There are proposals to increase worldwide taxation by up to a trillion dollars on the basis of climate science predictions. This is an area where strong and opposing views are held. The release of the e-mails from CRU at the University of East Anglia and the accusations that followed demanded independent and objective scrutiny by independent panels. This has not happened. The composition of the two panels hasbeen criticised for having members who were over identified with the views of CRU. Lord Oxburgh as President of the Carbon Capture and Storage Association and Chairman of Falck Renewable appeared to have a conflict of interest. Lord Oxburgh himself was aware that this might lead to criticism. Similarly Professor Boulton as an ex colleague of CRU seemed wholly inappropriate to be a member of the Russell panel. No reputable scientist who was critical of CRU’s work was on the panel, and prominent and distinguished critics were not interviewed. The Oxburgh panel did not do as our predecessor committee had been promised, investigate the science, but only looked at the integrity of the researchers. With the exception of Professor Kelly’s notes other notes taken by members of the panel have not been published. This leaves a question mark against whether CRU science is reliable. The Oxburgh panel also did not look at CRU’s controversial work on the IPPC which is what has attracted most [serious] allegations.

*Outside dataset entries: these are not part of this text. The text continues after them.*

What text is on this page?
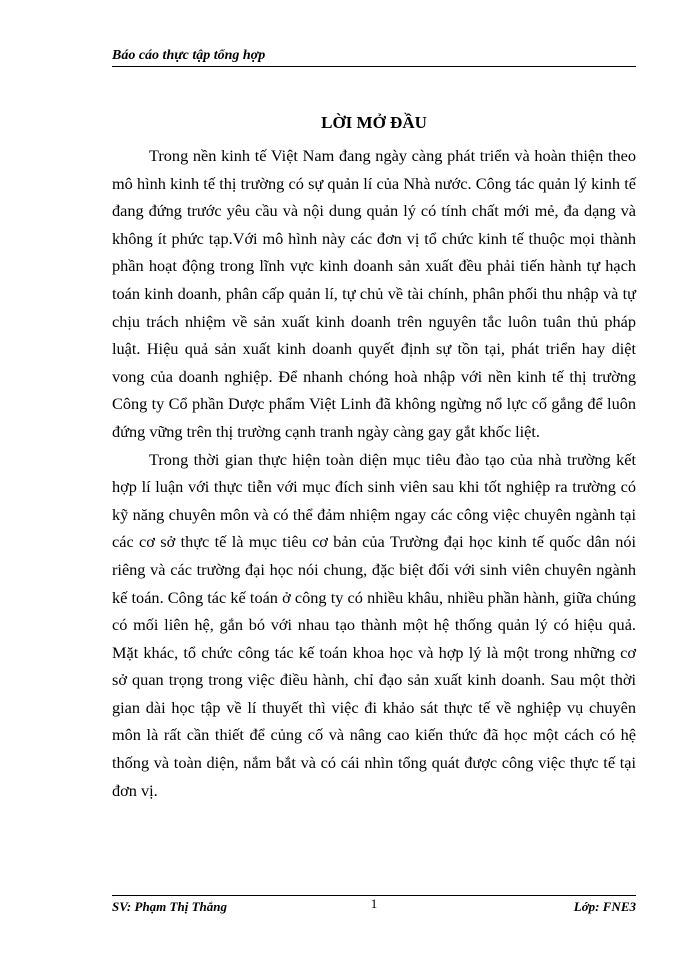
Báo cáo thực tập tổng hợp
LỜI MỞ ĐẦU

Trong nền kinh tế Việt Nam đang ngày càng phát triển và hoàn thiện theo mô hình kinh tế thị trường có sự quản lí của Nhà nước. Công tác quản lý kinh tế đang đứng trước yêu cầu và nội dung quản lý có tính chất mới mẻ, đa dạng và không ít phức tạp.Với mô hình này các đơn vị tổ chức kinh tế thuộc mọi thành phần hoạt động trong lĩnh vực kinh doanh sản xuất đều phải tiến hành tự hạch toán kinh doanh, phân cấp quản lí, tự chủ về tài chính, phân phối thu nhập và tự chịu trách nhiệm về sản xuất kinh doanh trên nguyên tắc luôn tuân thủ pháp luật. Hiệu quả sản xuất kinh doanh quyết định sự tồn tại, phát triển hay diệt vong của doanh nghiệp. Để nhanh chóng hoà nhập với nền kinh tế thị trường Công ty Cổ phần Dược phẩm Việt Linh đã không ngừng nổ lực cố gắng để luôn đứng vững trên thị trường cạnh tranh ngày càng gay gắt khốc liệt.

Trong thời gian thực hiện toàn diện mục tiêu đào tạo của nhà trường kết hợp lí luận với thực tiễn với mục đích sinh viên sau khi tốt nghiệp ra trường có kỹ năng chuyên môn và có thể đảm nhiệm ngay các công việc chuyên ngành tại các cơ sở thực tế là mục tiêu cơ bản của Trường đại học kinh tế quốc dân nói riêng và các trường đại học nói chung, đặc biệt đối với sinh viên chuyên ngành kế toán. Công tác kế toán ở công ty có nhiều khâu, nhiều phần hành, giữa chúng có mối liên hệ, gắn bó với nhau tạo thành một hệ thống quản lý có hiệu quả. Mặt khác, tổ chức công tác kế toán khoa học và hợp lý là một trong những cơ sở quan trọng trong việc điều hành, chỉ đạo sản xuất kinh doanh. Sau một thời gian dài học tập về lí thuyết thì việc đi khảo sát thực tế về nghiệp vụ chuyên môn là rất cần thiết để củng cố và nâng cao kiến thức đã học một cách có hệ thống và toàn diện, nắm bắt và có cái nhìn tổng quát được công việc thực tế tại đơn vị.

SV: Phạm Thị Thắng	1	Lớp: FNE3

Russell did not investigate the deletion of e-mails. We are now left after three investigations without a clear understanding of whether or not the CRU science is compromised.

This paragraph should not be forgotten, it is a damning indictment that should be trailed as widely as possible.

What possible reason could the three MPs, Gregg McClymont, Stephen Metcalfe and Stephen Mosley have for rejecting this paragraph proposed by an experienced scientist and parliamentarian?  We seem to have moved on from ‘hide the decline’ to ‘cover up the truth’.

2 Responses to “SciTech committee – who was pulling the newbies’ strings?”


  1. 1 right_writes 25/01/2011 at 10:19 am

    Stop AM!

    Are you attempting to tell me that our judicial system is in someway corrupt?

    I find that hard to believe.

  2. 2 Uncle Badger 25/01/2011 at 12:59 pm

    By all accounts ‘Call me Dave’ likes to make it quite clear what lies ahead for any Conservative MP who dares take an independent line.

    It’s not hard to imagine the bribery and corruption used to ensure that only toadies got on the committee. And then did precisely what as expected of them.

    It’s time that place was bulldozed.